The worst-case example is the contrast between Coinbase and typical exchanges. While websites now need to be fully AI-powered on the homepage, some still cling to the outdated “must showcase product and service first” mentality from the early days of the internet.
GEO stands for **Generative Engine Optimization** — it shares the same concept as AIEO. The term appears to have been coined by A16Z (Andreessen Horowitz), the famous investment firm that gained prominence through its focus on Web3. Much like how ChatGPT first gained traction in China, GEO also originated in China. However, Google has not embraced the term, likely because “SEO” was coined by Google itself — and Google wouldn’t want another company setting the standards it believes it should define.
Just like with SEO, Google will likely come up with its own terminology and a complete set of guidelines to instruct site owners on how to feed data to the search engine’s AI. Whether that term will be AIEO remains to be seen.
It seems I said long ago — around 2015 — that SEO companies had no future. At the time, the reasoning was that SEO companies were inefficient and full of tricks. Ten years have passed, and many SEO firms are still doing well.

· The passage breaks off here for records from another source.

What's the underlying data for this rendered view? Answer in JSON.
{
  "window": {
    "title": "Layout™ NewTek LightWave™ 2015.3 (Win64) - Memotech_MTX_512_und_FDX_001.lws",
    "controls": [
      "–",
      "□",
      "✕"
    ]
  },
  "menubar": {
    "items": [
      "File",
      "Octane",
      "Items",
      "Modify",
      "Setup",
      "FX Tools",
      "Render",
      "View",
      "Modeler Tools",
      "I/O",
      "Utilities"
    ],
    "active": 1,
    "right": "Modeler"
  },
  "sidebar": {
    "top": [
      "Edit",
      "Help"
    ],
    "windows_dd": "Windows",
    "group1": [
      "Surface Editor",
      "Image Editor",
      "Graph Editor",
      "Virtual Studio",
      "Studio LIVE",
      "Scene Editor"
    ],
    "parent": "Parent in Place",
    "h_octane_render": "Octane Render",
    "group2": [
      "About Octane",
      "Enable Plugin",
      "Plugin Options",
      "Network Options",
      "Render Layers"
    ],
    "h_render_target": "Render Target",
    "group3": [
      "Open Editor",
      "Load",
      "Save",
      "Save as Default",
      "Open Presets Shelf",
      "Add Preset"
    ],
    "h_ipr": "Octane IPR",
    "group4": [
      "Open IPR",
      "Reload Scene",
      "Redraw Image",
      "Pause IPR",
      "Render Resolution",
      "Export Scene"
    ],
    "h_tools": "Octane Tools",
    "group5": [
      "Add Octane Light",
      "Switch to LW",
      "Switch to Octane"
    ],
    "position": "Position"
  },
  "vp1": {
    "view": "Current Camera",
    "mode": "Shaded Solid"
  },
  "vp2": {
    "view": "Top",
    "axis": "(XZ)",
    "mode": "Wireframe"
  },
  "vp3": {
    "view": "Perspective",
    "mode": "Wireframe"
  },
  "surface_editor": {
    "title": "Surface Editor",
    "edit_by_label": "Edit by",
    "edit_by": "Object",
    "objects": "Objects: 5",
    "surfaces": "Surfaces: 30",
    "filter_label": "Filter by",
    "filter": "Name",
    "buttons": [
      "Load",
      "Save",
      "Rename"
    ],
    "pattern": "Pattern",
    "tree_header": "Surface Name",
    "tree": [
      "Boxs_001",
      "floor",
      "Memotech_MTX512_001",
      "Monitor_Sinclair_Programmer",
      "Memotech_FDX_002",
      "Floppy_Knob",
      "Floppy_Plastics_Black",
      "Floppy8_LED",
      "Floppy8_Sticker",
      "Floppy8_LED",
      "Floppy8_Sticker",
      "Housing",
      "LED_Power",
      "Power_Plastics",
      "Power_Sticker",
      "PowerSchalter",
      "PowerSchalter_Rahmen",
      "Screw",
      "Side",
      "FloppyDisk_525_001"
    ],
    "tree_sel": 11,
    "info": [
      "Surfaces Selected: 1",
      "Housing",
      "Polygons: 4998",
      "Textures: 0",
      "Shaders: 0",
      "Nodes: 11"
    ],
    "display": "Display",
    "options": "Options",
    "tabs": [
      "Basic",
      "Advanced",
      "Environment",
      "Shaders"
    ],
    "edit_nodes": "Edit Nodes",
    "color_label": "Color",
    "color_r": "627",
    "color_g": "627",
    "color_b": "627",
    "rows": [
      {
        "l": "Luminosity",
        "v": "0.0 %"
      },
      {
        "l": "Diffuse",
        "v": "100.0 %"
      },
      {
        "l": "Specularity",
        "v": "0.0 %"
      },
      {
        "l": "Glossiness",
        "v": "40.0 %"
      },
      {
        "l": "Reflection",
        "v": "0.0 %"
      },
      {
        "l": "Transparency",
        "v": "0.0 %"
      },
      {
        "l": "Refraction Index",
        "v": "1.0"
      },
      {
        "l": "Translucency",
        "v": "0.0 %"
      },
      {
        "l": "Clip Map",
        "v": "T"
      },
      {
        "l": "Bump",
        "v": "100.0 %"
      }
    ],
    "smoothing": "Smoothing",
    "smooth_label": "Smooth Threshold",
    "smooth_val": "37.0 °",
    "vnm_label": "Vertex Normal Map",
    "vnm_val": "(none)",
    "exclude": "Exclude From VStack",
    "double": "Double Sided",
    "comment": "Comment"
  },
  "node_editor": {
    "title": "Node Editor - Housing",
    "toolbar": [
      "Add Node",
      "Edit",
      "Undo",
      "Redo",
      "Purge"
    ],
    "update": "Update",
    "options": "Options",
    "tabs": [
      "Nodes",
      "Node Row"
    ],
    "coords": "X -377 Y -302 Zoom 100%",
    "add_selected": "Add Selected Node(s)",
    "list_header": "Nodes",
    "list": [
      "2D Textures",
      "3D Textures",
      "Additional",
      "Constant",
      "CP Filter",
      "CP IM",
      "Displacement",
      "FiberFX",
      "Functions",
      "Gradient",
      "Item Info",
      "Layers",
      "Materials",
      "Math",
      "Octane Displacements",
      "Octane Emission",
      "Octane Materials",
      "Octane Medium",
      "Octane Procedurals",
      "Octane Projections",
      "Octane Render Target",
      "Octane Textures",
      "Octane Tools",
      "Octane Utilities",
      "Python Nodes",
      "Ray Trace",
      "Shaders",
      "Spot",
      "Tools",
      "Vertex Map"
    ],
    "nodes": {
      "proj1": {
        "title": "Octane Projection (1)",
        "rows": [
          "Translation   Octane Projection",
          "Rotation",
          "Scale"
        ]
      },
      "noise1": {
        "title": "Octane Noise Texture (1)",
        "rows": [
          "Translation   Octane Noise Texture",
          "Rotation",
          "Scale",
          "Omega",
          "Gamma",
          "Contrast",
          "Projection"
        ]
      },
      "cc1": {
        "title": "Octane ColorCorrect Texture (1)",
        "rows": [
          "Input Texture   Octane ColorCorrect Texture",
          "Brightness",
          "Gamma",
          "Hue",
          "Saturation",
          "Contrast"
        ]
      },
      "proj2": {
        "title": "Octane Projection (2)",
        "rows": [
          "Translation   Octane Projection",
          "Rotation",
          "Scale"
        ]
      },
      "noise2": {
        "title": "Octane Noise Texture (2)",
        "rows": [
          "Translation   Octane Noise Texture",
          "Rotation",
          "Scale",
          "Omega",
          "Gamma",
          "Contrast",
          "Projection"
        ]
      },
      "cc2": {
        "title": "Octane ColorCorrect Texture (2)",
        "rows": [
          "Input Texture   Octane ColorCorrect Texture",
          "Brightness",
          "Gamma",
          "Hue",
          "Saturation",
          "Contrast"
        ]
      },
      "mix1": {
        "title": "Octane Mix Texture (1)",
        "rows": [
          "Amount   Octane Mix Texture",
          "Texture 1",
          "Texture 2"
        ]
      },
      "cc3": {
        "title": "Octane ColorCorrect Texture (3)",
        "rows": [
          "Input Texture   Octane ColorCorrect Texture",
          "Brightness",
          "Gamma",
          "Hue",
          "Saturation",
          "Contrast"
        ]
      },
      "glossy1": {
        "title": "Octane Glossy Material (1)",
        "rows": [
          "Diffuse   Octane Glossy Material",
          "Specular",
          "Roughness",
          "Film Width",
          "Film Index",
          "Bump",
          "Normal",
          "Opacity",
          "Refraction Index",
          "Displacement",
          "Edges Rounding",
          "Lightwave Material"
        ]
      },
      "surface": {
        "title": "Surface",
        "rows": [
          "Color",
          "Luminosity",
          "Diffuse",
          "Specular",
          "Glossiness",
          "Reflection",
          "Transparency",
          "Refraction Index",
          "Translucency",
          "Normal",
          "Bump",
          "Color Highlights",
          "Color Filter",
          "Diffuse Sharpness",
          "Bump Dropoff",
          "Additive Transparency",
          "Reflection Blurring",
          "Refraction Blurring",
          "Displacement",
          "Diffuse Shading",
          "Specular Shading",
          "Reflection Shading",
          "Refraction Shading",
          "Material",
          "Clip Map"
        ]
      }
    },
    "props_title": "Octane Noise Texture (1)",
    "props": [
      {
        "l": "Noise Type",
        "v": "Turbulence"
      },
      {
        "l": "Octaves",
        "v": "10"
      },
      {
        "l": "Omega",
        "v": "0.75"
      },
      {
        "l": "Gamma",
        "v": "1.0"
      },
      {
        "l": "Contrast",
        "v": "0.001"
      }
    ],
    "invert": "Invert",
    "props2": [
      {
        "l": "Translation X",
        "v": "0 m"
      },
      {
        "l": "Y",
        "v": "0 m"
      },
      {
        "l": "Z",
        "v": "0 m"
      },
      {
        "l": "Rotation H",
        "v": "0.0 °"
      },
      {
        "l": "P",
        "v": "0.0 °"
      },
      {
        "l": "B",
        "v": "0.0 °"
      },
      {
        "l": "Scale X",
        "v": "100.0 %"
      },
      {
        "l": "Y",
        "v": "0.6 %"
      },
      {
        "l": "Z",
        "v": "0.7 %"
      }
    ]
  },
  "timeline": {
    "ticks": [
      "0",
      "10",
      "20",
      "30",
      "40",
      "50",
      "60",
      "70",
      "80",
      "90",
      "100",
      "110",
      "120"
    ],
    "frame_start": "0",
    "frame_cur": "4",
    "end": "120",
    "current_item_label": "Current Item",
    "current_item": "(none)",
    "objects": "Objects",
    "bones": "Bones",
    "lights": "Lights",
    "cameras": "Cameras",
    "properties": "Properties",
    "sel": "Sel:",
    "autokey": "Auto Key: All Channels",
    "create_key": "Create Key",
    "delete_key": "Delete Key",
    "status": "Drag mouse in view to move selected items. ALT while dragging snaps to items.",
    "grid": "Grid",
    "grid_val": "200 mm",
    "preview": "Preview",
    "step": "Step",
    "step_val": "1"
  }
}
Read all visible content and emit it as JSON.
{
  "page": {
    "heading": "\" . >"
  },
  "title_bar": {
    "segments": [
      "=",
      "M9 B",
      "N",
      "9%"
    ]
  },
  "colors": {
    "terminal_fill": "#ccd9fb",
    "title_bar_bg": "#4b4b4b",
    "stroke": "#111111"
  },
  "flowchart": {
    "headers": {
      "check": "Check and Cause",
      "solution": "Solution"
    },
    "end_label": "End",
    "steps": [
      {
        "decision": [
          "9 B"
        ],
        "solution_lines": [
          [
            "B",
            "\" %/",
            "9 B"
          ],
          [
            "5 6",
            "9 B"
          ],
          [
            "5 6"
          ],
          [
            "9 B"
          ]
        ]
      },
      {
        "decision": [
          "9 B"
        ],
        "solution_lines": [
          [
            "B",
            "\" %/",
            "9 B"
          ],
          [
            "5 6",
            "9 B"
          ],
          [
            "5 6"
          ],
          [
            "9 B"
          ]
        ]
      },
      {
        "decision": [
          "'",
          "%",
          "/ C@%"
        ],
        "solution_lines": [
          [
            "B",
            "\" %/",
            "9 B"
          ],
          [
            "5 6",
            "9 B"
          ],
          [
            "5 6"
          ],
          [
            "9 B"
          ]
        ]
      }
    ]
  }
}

But with search engines becoming AI-driven, the evolution that took 10 years may now happen in just 2 years — because of massive efficiency gains. So my pessimistic view of SEO companies still stands, but the reason has changed.
Where should SEO companies go from here?
They should transition into helping businesses make their websites AI-compatible, or pivot into becoming advertising agencies.
In the Yahoo era, not having a website meant missing out on the internet.
In the Google era, not knowing SEO meant burning cash for traffic.
In the AI era, not having AI and not doing AIEO means **handing your business over to your competitors**.